I'm left a bit confused as to what I can do that I couldn't do before. I certainly can't seem to recreate much of the stuff from the announcement demos.

sumedh|1 year ago

The website clearly says that the text version is available now but the multimodal version will be released over the coming weeks.

dpflan|1 year ago

Who's idea was the singing AIs? What specifically did you want to highlight with that part of the demo?

I imagine that there is a lot of usage at the HQ, human + AI karaoke?

skottenborg|1 year ago

"(I work at OpenAI.)"

Ah yes, also known as being co-founder :)

leozq|1 year ago

yes, also known as a programmer loves coding a lot:)

rrr_oh_man|1 year ago

https://community.openai.com/t/when-i-log-in-to-chatgpt-i-am...

Sorry to hijack, but how the hell can I solve this? I have the EXACT SAME error on two iOS devices (native app only — web is fine), but not on Android, Mac, or Windows.

dmarinoc|1 year ago

Are you blocking some of your traffic? I had the same issue until I (temporary) disabled NextDNS just for signing in.

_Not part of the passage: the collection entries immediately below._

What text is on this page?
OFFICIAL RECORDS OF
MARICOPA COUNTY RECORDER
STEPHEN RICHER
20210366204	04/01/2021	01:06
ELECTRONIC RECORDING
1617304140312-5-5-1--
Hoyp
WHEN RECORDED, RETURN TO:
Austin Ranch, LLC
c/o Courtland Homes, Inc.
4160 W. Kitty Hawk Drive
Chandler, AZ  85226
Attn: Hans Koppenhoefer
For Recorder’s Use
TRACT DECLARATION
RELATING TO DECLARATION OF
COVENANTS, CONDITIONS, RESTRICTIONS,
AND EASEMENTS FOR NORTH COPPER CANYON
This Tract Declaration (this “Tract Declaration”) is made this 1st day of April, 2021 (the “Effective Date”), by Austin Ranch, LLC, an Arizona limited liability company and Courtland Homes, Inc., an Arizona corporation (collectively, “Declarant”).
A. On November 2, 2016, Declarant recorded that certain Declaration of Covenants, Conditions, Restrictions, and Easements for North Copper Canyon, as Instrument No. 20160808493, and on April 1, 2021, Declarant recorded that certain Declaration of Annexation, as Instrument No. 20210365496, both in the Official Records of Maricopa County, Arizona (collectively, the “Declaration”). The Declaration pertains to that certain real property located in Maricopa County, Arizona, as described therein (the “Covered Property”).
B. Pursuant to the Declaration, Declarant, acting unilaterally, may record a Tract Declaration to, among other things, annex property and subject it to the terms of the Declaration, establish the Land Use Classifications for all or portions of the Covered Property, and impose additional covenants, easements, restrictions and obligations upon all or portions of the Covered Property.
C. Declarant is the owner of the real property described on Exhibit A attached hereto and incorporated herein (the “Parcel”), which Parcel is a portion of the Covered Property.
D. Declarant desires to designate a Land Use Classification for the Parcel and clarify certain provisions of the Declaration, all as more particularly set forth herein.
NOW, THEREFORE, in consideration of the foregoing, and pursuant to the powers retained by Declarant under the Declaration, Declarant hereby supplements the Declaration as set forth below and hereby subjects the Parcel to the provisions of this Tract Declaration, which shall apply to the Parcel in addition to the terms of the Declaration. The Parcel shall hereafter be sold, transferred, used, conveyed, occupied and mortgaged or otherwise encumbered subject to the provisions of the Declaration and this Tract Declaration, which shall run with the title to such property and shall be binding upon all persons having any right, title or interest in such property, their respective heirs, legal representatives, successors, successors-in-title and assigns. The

Sadly, the error returned is not related to the cause.

hpeter|1 year ago

I can't wait to try it out, it sounds too good to be real.

It will be fully available in Eu with the GDPR compliance?

xanderlewis|1 year ago

I like the humility in your first statement.

theboat|1 year ago

I love how this comment proves the need for audio2audio. I initially read it as sarcastic, but now I can't tell if it's actually sincere.

Induane|1 year ago

I like their username.

moab|1 year ago

Pretty sure the snark is unnecessary.